The aesthetic taught me that I am allowed to own beautiful things. My favorite way I’ve learned to curate a style that makes me feel awesome is renting clothes. Nuuly is my fave. And buying second-hand (clothes, furniture, and decor) is not only more aligned with my values — it’s aesthetic.
Where aesthetic meets habit
On another normal day of walking into my bedroom and recognizing how truly bummed out I was by the state of my bedroom and its lack of design… the aesthetic cheekily reminded me that I have the power to change that. After joyfully perusing Pinterest for inspiration and getting my handy partner on board with the plan, together we spent a weekend curating, painting, and recreating the environment in which we spend over a third of our lives.
Thoughtfully arranging an environment where my bed now sits next to my windows, rather than having them across the room, so I open them as soon as I wake to watch the sunrise… that’s aesthetic.
Having a candle on my writer’s desk so I can write by candlelight and actually look forward to my morning pages, rather than trying to force myself into my office where my j-o-b occurs (and which I instantly connect to burnout), is aesthetic.
Reading a book first thing in the morning to create my creativity and wonder at the genius of other writers before I even get out from under the covers in the morning is a beautiful intersection of habit and aesthetic that’s quite literally changed my life. I now read every single day.
To wrap up, living for the aesthetic feels like authenticity. It feels like giddiness. It makes me feel alive and more aware of the tiny, special moments around me. What started as a way to bring poetry more into the forefront of my mind, became a practice of living my life in alignment with what I find beautiful and lovely.

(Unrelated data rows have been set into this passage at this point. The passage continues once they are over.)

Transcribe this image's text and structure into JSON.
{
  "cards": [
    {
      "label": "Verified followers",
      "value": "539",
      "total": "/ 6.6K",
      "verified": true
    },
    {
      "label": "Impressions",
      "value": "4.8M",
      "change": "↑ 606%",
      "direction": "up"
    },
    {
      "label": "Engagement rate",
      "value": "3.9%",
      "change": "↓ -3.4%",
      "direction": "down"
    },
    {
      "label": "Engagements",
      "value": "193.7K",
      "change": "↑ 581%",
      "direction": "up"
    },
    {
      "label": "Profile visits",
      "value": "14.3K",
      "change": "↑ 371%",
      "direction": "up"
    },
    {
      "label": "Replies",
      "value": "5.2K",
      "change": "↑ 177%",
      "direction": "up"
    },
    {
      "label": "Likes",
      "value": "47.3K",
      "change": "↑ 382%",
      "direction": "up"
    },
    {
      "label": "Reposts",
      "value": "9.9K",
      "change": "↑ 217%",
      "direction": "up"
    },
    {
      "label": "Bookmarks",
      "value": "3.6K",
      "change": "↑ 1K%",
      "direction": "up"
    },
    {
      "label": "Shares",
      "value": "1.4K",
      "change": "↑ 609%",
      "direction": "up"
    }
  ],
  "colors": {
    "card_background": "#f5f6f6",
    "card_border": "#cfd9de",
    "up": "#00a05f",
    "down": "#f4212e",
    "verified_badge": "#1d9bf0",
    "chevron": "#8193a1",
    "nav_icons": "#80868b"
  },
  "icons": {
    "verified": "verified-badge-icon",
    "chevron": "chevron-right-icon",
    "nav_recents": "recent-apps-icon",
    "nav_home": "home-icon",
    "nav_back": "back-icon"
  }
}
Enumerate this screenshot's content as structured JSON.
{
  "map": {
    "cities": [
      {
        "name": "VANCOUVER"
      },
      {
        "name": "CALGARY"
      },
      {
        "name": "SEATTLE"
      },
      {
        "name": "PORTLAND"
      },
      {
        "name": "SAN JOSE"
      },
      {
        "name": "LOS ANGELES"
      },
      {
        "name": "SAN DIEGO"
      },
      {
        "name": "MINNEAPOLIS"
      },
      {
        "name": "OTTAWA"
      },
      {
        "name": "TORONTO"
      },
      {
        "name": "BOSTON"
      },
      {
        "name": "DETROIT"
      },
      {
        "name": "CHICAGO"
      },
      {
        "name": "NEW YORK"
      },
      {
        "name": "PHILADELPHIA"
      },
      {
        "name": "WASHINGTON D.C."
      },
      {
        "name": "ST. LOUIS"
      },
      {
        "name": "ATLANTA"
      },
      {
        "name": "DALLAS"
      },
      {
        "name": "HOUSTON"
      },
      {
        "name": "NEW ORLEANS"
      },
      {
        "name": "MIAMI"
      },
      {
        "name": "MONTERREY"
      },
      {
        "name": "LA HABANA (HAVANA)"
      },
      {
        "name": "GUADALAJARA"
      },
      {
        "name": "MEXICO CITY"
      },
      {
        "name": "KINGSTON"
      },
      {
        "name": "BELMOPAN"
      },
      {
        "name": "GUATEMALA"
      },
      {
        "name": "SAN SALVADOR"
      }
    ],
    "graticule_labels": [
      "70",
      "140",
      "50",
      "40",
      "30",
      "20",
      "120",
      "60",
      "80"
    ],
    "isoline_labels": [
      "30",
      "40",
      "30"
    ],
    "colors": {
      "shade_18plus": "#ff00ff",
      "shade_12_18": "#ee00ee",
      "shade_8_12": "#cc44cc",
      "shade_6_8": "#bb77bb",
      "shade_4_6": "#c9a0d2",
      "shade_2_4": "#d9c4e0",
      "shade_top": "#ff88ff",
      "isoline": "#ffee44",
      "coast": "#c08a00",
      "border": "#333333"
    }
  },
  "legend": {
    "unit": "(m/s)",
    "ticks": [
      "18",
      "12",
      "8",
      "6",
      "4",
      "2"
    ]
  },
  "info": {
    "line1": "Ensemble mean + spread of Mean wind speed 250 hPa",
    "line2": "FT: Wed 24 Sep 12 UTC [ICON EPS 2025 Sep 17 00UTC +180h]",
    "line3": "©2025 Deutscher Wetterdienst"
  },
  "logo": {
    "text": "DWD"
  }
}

Cheers to growing even further into this aesthetic life in the new year!
If you’re new here…
Hi! I’m Jordan, and Shade Cactus is where being a homebody and always planning your next travel adventure come to meet. It’s a travel blog / poetry newsletter / attempt to understand my inner world a bit better each day.
Subscribers can expect weekly-ish newsletters from me (and my forever undying gratitude!)
This reminds me of the William Morris quote I've tried to live by, "Have nothing in your house that you do not know to be useful or believe to be beautiful." The beautiful part is so important! This got me thinking about how I could rearrange to support more dreamy-feeling habits in my home.
Thanks for this post. 🖤 It really spoke to me as I only recently discovered my 'Big Five for Life' (google John Strelecky if you want to learn more) and one of my 'Big Five for Life' is not compromise on the Aestetics. As I'm a hobby-potter, this will heavily show in my pottery pieces. I'm going to create pottery pieces that I like and not what I think others might like. And I'm currently also looking into my clothes. There again, no compromise... and yes, that currently means buying new clothes as I was also moving towards minimalism there but that meant compromising my aesthetic understanding of my style. Not anymore.